余一宗隆については、『源平盛衰記』や『平家物語』が、屋島の戦において扇の的を射落し、天晴れ武人の名を挙げたことを、見事に文学的に表現をしている。そのためか宗隆にまつわる伝説などは後世いくつか生れているが、その生没や成人の過程に関しては確実な史料が余りにも乏しい。
僅かな史料や傍証をたよりに、幾つかの説はあるが、依然として謎に包まれている部分が多いようである。
『弓矢の偉人那須余一宗隆』(森本樵作)の説は次のようである。
宗隆が扇の的を射落したのは、文治元年(一一八五)二月十九日、『源平盛衰記』には「生年十七歳とあるから、その死去は文治五年八月二十日なので、享年二十一歳となる。逆算すれば生年は嘉応元年(一一六九)となり、源義経の幕下に属したのは寿永二年(一一八四)十二月で、十五歳だとしている。
『那須郡誌』(蓮実長)の説は、
宗隆の死去享年二十四歳(文治五年で前者と同じ)、逆算すれば扇の的を射落した文治元年(元暦二年)は二十歳である。治承四年(この年の十月義経は黄瀬川で兄頼朝に対面)に義経の臣下となって出陣、十五歳であり、出生は永万元年(一一六五)、那須高館城としている。
その他にも異説はあるようだが、謎の部分はさておいて、十郎為隆・余一宗隆兄弟は、義経の配下となって、各地に転戦したのである。そうして前記の如く、宗隆は文治元年(一一四一)二月十九日、屋島の戦において、平氏が船上に掲げた扇を、見事一矢をもって射落して武名を天下に響かせたのである。
恩賞として頼朝より地頭職に任ぜられ、武蔵国本田ノ庄、信濃国角豆庄(ささげしょう)、若狭国東庄宮河原、丹波国五賀庄、備中国荏原庄(えはらしょう)、合わせて五箇の荘園を給せられ、その領地一万八千町歩といわれる。且つ那須総領を命ぜられたのである。

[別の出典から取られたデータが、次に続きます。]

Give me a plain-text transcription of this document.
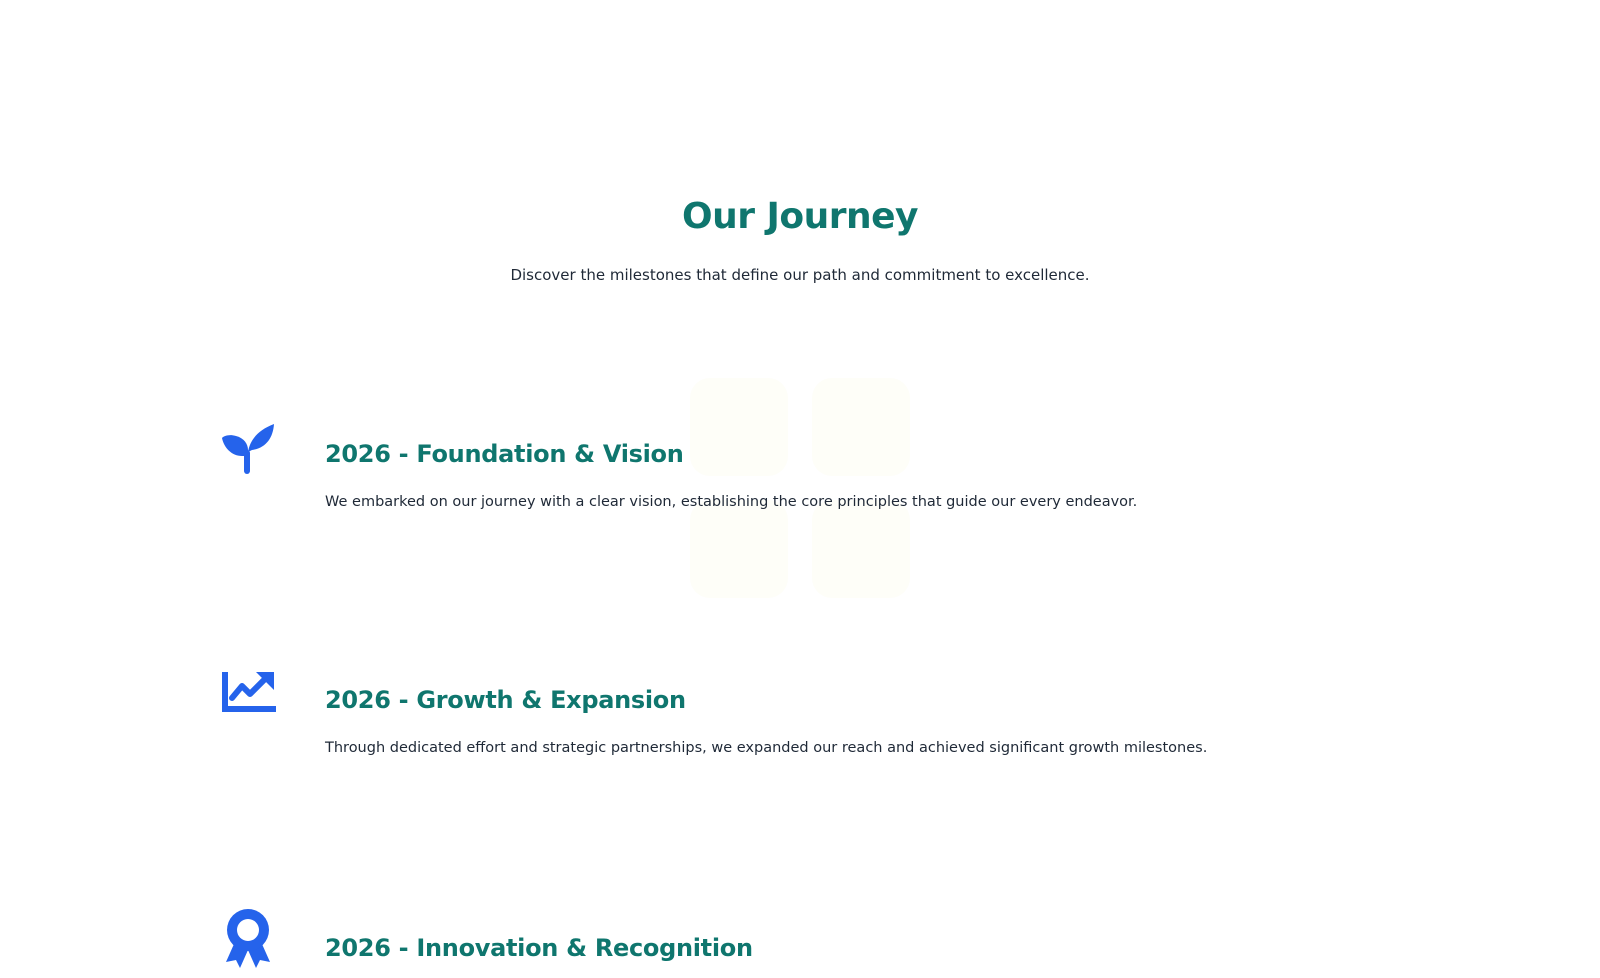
Our Journey

Discover the milestones that define our path and commitment to excellence.

2026 - Foundation & Vision

We embarked on our journey with a clear vision, establishing the core principles that guide our every endeavor.

2026 - Growth & Expansion

Through dedicated effort and strategic partnerships, we expanded our reach and achieved significant growth milestones.

2026 - Innovation & Recognition
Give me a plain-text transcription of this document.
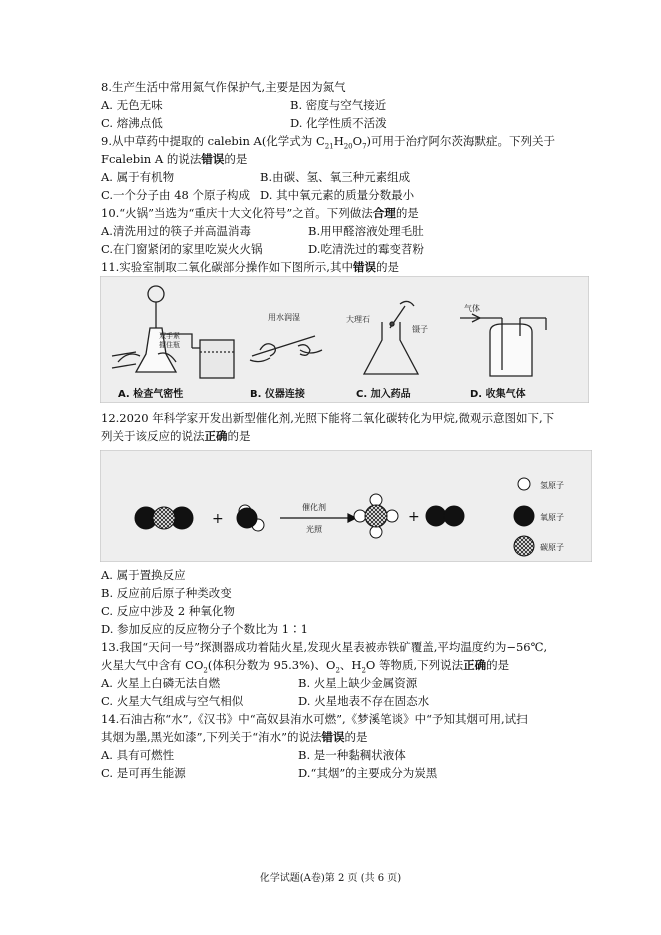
8.生产生活中常用氮气作保护气,主要是因为氮气
A. 无色无味	B. 密度与空气接近
C. 熔沸点低	D. 化学性质不活泼
9.从中草药中提取的 calebin A(化学式为 $C_{21}H_{20}O_7$)可用于治疗阿尔茨海默症。下列关于
Fcalebin A 的说法错误的是
A. 属于有机物	B.由碳、氢、氧三种元素组成
C.一个分子由 48 个原子构成 D. 其中氧元素的质量分数最小
10.“火锅”当选为“重庆十大文化符号”之首。下列做法合理的是
A.清洗用过的筷子并高温消毒	B.用甲醛溶液处理毛肚
C.在门窗紧闭的家里吃炭火火锅	D.吃清洗过的霉变苕粉
11.实验室制取二氧化碳部分操作如下图所示,其中错误的是
双手紧
握住瓶
用水润湿	大理石
镊子
气体
A. 检查气密性	B. 仪器连接	C. 加入药品	D. 收集气体
12.2020 年科学家开发出新型催化剂,光照下能将二氧化碳转化为甲烷,微观示意图如下,下
列关于该反应的说法正确的是
+
催化剂
光照
+
氢原子
氧原子
碳原子
A. 属于置换反应
B. 反应前后原子种类改变
C. 反应中涉及 2 种氧化物
D. 参加反应的反应物分子个数比为 1∶1
13.我国“天问一号”探测器成功着陆火星,发现火星表被赤铁矿覆盖,平均温度约为−56℃,
火星大气中含有 $CO_2$(体积分数为 95.3%)、$O_2$、$H_2O$ 等物质,下列说法正确的是
A. 火星上白磷无法自燃	B. 火星上缺少金属资源
C. 火星大气组成与空气相似	D. 火星地表不存在固态水
14.石油古称“水”,《汉书》中“高奴县洧水可燃”,《梦溪笔谈》中“予知其烟可用,试扫
其烟为墨,黑光如漆”,下列关于“洧水”的说法错误的是
A. 具有可燃性	B. 是一种黏稠状液体
C. 是可再生能源	D.“其烟”的主要成分为炭黑
化学试题(A卷)第 2 页 (共 6 页)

頼朝が諸国に守護・地頭を設置したのは、文治元年十一月のことである。頼朝の軍に従った下野の武士たち、小山氏・宇都宮氏・佐野氏その他の諸氏も、恩賞として地頭職を与えられ、いわゆる「鎌倉殿の御家人」に列せられた。宗隆も同様、「鎌倉殿の御家人」となった。